CEO: Systems-Based Practice
Objective: Identify and utilize professional role models as a means of growth and accept the responsibility of acting as a role model and teaching and training others
The mentor-mentee relationship is a special bond. It involves trust, dedication and hard work on both ends to ensure that the mentee has the best opportunities to succeed. I searched for someone I could call a mentor throughout medical school, and was fortunate enough to find the perfect one during my third year. Before I found him, there were others that I looked to for advice and knowledge, but they were not the mentor that I knew would be there for any question I had. I realized that I never had someone I could really call and trust as my mentor before. Not in undergrad or in medical school. So finally hitting the jackpot with someone who was invested in my success and was willing to help me out in any way was enlightening. He became my research mentor with whom I published a case report. My dutiful advisor as I navigated the residency application process. And a thoughtful voice as I formulated my rank list. I would not be here or have accomplished the things I have without his influence. But the most important thing he has imparted to me is the value of mentorship and the key principle of paying it forward.

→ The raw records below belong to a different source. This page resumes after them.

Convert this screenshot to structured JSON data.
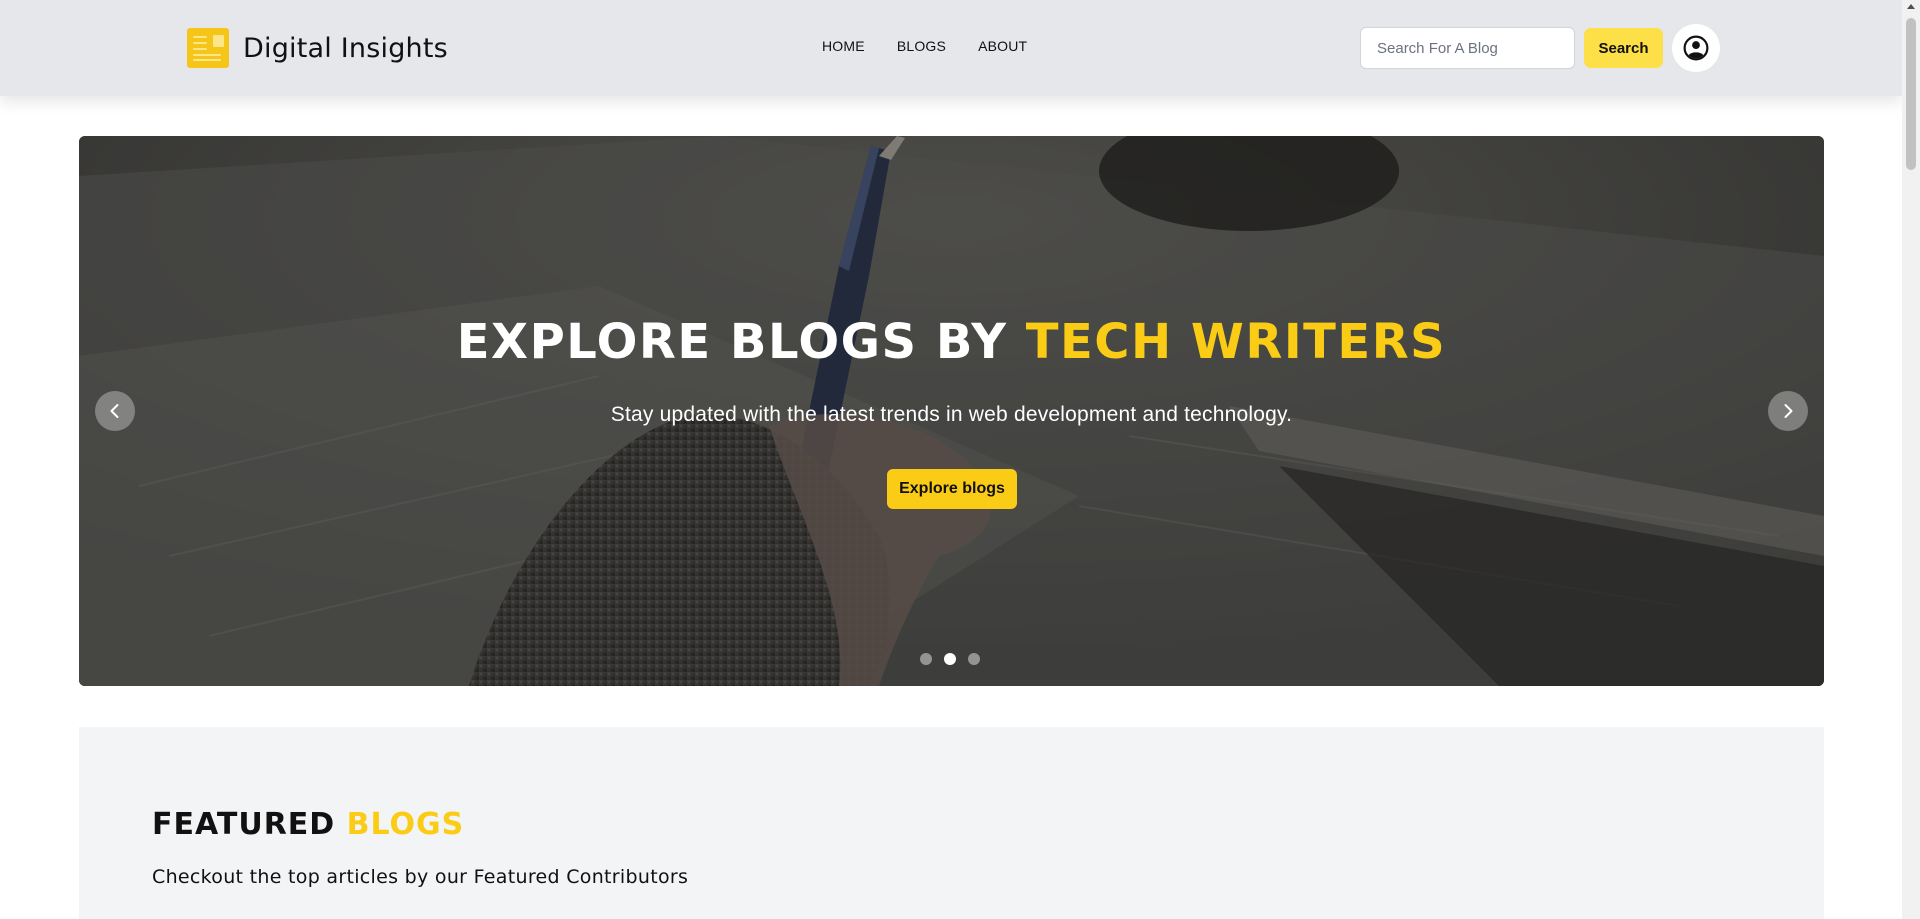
{
  "header": {
    "brand": "Digital Insights",
    "nav": [
      "HOME",
      "BLOGS",
      "ABOUT"
    ],
    "search": {
      "placeholder": "Search For A Blog",
      "value": ""
    },
    "search_button": "Search",
    "icons": {
      "logo": "newspaper-logo-icon",
      "profile": "user-circle-icon"
    }
  },
  "hero": {
    "title_main": "EXPLORE BLOGS BY ",
    "title_accent": "TECH WRITERS",
    "subtitle": "Stay updated with the latest trends in web development and technology.",
    "cta": "Explore blogs",
    "prev_icon": "chevron-left-icon",
    "next_icon": "chevron-right-icon",
    "slides_count": 3,
    "active_slide": 2
  },
  "featured": {
    "title_main": "FEATURED ",
    "title_accent": "BLOGS",
    "subtitle": "Checkout the top articles by our Featured Contributors"
  },
  "colors": {
    "accent": "#facc15",
    "header_bg": "#e5e7eb",
    "section_bg": "#f3f4f6",
    "search_button_bg": "#fde047"
  }
}
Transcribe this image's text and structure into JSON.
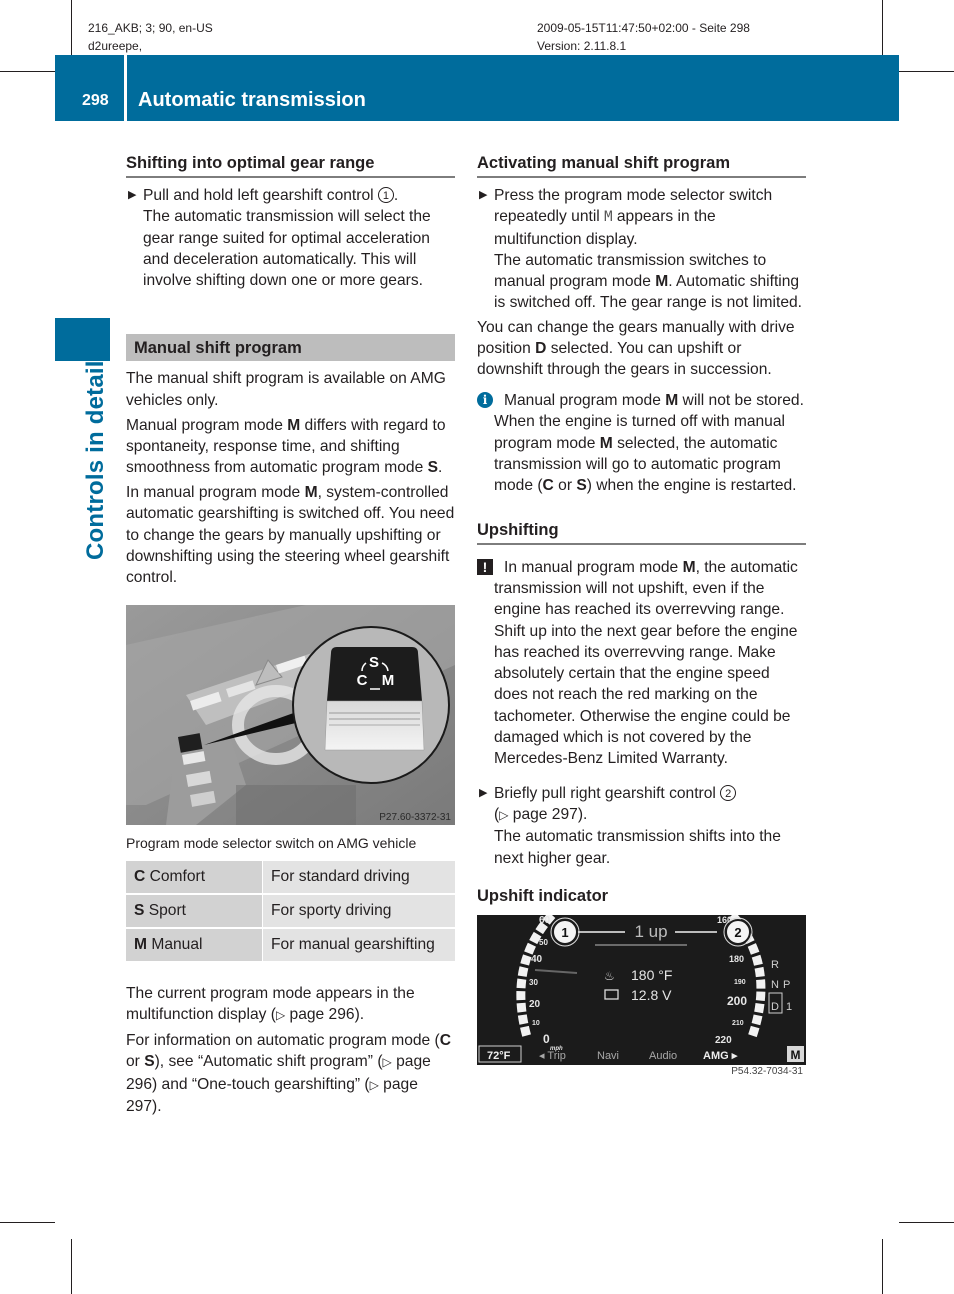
{
  "print_meta": {
    "left_line1": "216_AKB; 3; 90, en-US",
    "left_line2": "d2ureepe,",
    "right_line1": "2009-05-15T11:47:50+02:00 - Seite 298",
    "right_line2": "Version: 2.11.8.1"
  },
  "header": {
    "page_number": "298",
    "title": "Automatic transmission"
  },
  "sidebar": {
    "section_label": "Controls in detail"
  },
  "left_column": {
    "shifting": {
      "heading": "Shifting into optimal gear range",
      "step_prefix": "Pull and hold left gearshift control ",
      "step_callout": "1",
      "step_suffix": ".",
      "result": "The automatic transmission will select the gear range suited for optimal acceleration and deceleration automatically. This will involve shifting down one or more gears."
    },
    "manual": {
      "heading": "Manual shift program",
      "p1": "The manual shift program is available on AMG vehicles only.",
      "p2_a": "Manual program mode ",
      "p2_b": "M",
      "p2_c": " differs with regard to spontaneity, response time, and shifting smoothness from automatic program mode ",
      "p2_d": "S",
      "p2_e": ".",
      "p3_a": "In manual program mode ",
      "p3_b": "M",
      "p3_c": ", system-controlled automatic gearshifting is switched off. You need to change the gears by manually upshifting or downshifting using the steering wheel gearshift control."
    },
    "figure1": {
      "switch_letters": {
        "top": "S",
        "left": "C",
        "right": "M"
      },
      "code": "P27.60-3372-31",
      "caption": "Program mode selector switch on AMG vehicle"
    },
    "mode_table": [
      {
        "letter": "C",
        "name": " Comfort",
        "description": "For standard driving"
      },
      {
        "letter": "S",
        "name": " Sport",
        "description": "For sporty driving"
      },
      {
        "letter": "M",
        "name": " Manual",
        "description": "For manual gearshifting"
      }
    ],
    "after_table": {
      "p1_a": "The current program mode appears in the multifunction display (",
      "p1_ref": "page 296",
      "p1_b": ").",
      "p2_a": "For information on automatic program mode (",
      "p2_c": "C",
      "p2_or": " or ",
      "p2_s": "S",
      "p2_b": "), see “Automatic shift program” (",
      "p2_ref1": "page 296",
      "p2_mid": ") and “One-touch gearshifting” (",
      "p2_ref2": "page 297",
      "p2_end": ")."
    }
  },
  "right_column": {
    "activating": {
      "heading": "Activating manual shift program",
      "step_a": "Press the program mode selector switch repeatedly until ",
      "step_symbol": "M",
      "step_b": " appears in the multifunction display.",
      "result_a": "The automatic transmission switches to manual program mode ",
      "result_m": "M",
      "result_b": ". Automatic shifting is switched off. The gear range is not limited.",
      "p_a": "You can change the gears manually with drive position ",
      "p_d": "D",
      "p_b": " selected. You can upshift or downshift through the gears in succession."
    },
    "info_note": {
      "icon": "info-icon",
      "a": "Manual program mode ",
      "m1": "M",
      "b": " will not be stored. When the engine is turned off with manual program mode ",
      "m2": "M",
      "c": " selected, the automatic transmission will go to automatic program mode (",
      "cc": "C",
      "or": " or ",
      "ss": "S",
      "d": ") when the engine is restarted."
    },
    "upshifting": {
      "heading": "Upshifting",
      "warning": {
        "icon": "warning-icon",
        "a": "In manual program mode ",
        "m": "M",
        "b": ", the automatic transmission will not upshift, even if the engine has reached its overrevving range. Shift up into the next gear before the engine has reached its overrevving range. Make absolutely certain that the engine speed does not reach the red marking on the tachometer. Otherwise the engine could be damaged which is not covered by the Mercedes-Benz Limited Warranty."
      },
      "step_a": "Briefly pull right gearshift control ",
      "step_callout": "2",
      "step_ref_a": "(",
      "step_ref": "page 297",
      "step_ref_b": ").",
      "result": "The automatic transmission shifts into the next higher gear."
    },
    "upshift_indicator": {
      "heading": "Upshift indicator",
      "display": {
        "callout1": "1",
        "callout2": "2",
        "message": "1 up",
        "oil_temp": "180 °F",
        "battery": "12.8 V",
        "outside_temp": "72°F",
        "menu": [
          "◂ Trip",
          "Navi",
          "Audio",
          "AMG ▸"
        ],
        "mode": "M",
        "speed_unit": "mph",
        "left_scale": [
          "60",
          "50",
          "40",
          "30",
          "20",
          "10",
          "0"
        ],
        "right_scale": [
          "160",
          "180",
          "190",
          "200",
          "210",
          "220"
        ],
        "gears": [
          "R",
          "N",
          "D"
        ],
        "gear_p": "P",
        "current_gear": "1"
      },
      "code": "P54.32-7034-31"
    }
  }
}
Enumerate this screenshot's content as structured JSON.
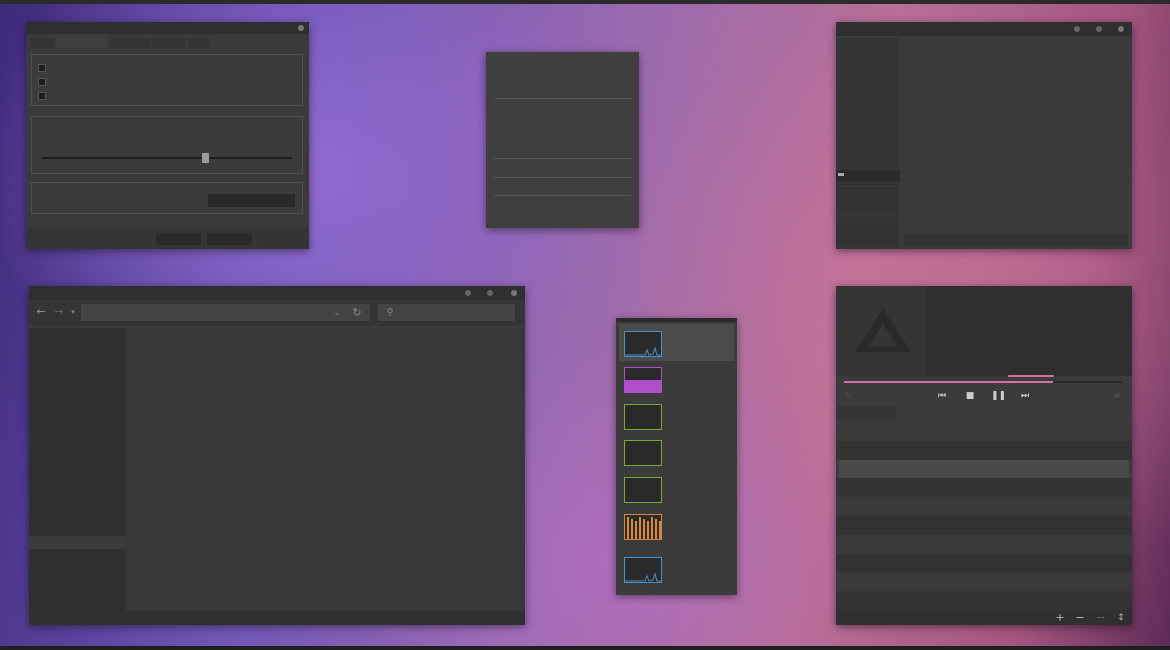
{
  "desktop": {
    "background": {
      "colors": [
        "#3d2a7a",
        "#6e55b5",
        "#9b6ab0",
        "#b86f95",
        "#a45580",
        "#5d2b55"
      ]
    }
  },
  "settings_window": {
    "slider_fraction": 0.65,
    "checkboxes": [
      {
        "checked": false
      },
      {
        "checked": false
      },
      {
        "checked": false
      }
    ]
  },
  "browser_window": {
    "icons": [
      "back-icon",
      "forward-icon",
      "dropdown-icon",
      "refresh-icon",
      "search-icon"
    ]
  },
  "system_monitor": {
    "graph_colors": [
      "#4a90c8",
      "#b04fc9",
      "#7aa63a",
      "#7aa63a",
      "#7aa63a",
      "#d9883a",
      "#4a90c8"
    ]
  },
  "music_player": {
    "progress_fraction": 0.75,
    "accent_color": "#d46fa0",
    "icons": [
      "previous-icon",
      "stop-icon",
      "pause-icon",
      "next-icon",
      "shuffle-icon",
      "repeat-icon"
    ],
    "footer": {
      "add_label": "+",
      "remove_label": "−",
      "more_label": "···",
      "sort_label": "↕"
    }
  }
}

I had the opportunity to mentor some junior medical students as I have progressed through my education. They came to me with some questions and I tried to answer them to the best of my ability. I provided advice and helpful hints along the way in the hopes that it would help them with whatever challenge they were facing next. But I realized that I was not doing enough as a mentor to them. In fact, I think that I had overstretched myself with having too many mentees. So the first learning point I had regarding being a good mentor was to not take too many students under my wing, because I would not be able to give them my 100% effort. I made a promise to myself that I would strive to be the type of mentor that I had. One that was there for all my panicked emails with a prompt response that reassured me that everything was going to work out.
My first opportunity to try and become the mentor I was striving to be came when a third year medical student interested in anesthesiology asked for my advice and help. I kept my mentors words in mind about paying it forward. And to my delight, it seems like she feels exactly the way I did when I found my mentor. My only hope is that I can be half the mentor that I am trying to become. To have my mentee feel like she can trust me and my advice. That she can look to me when she has frantic questions and I can provide the prompt response that she needs. That way, I can follow in the foot steps of my mentor. By paying it forward. And hopefully, my mentee will do the same when they become a mentor.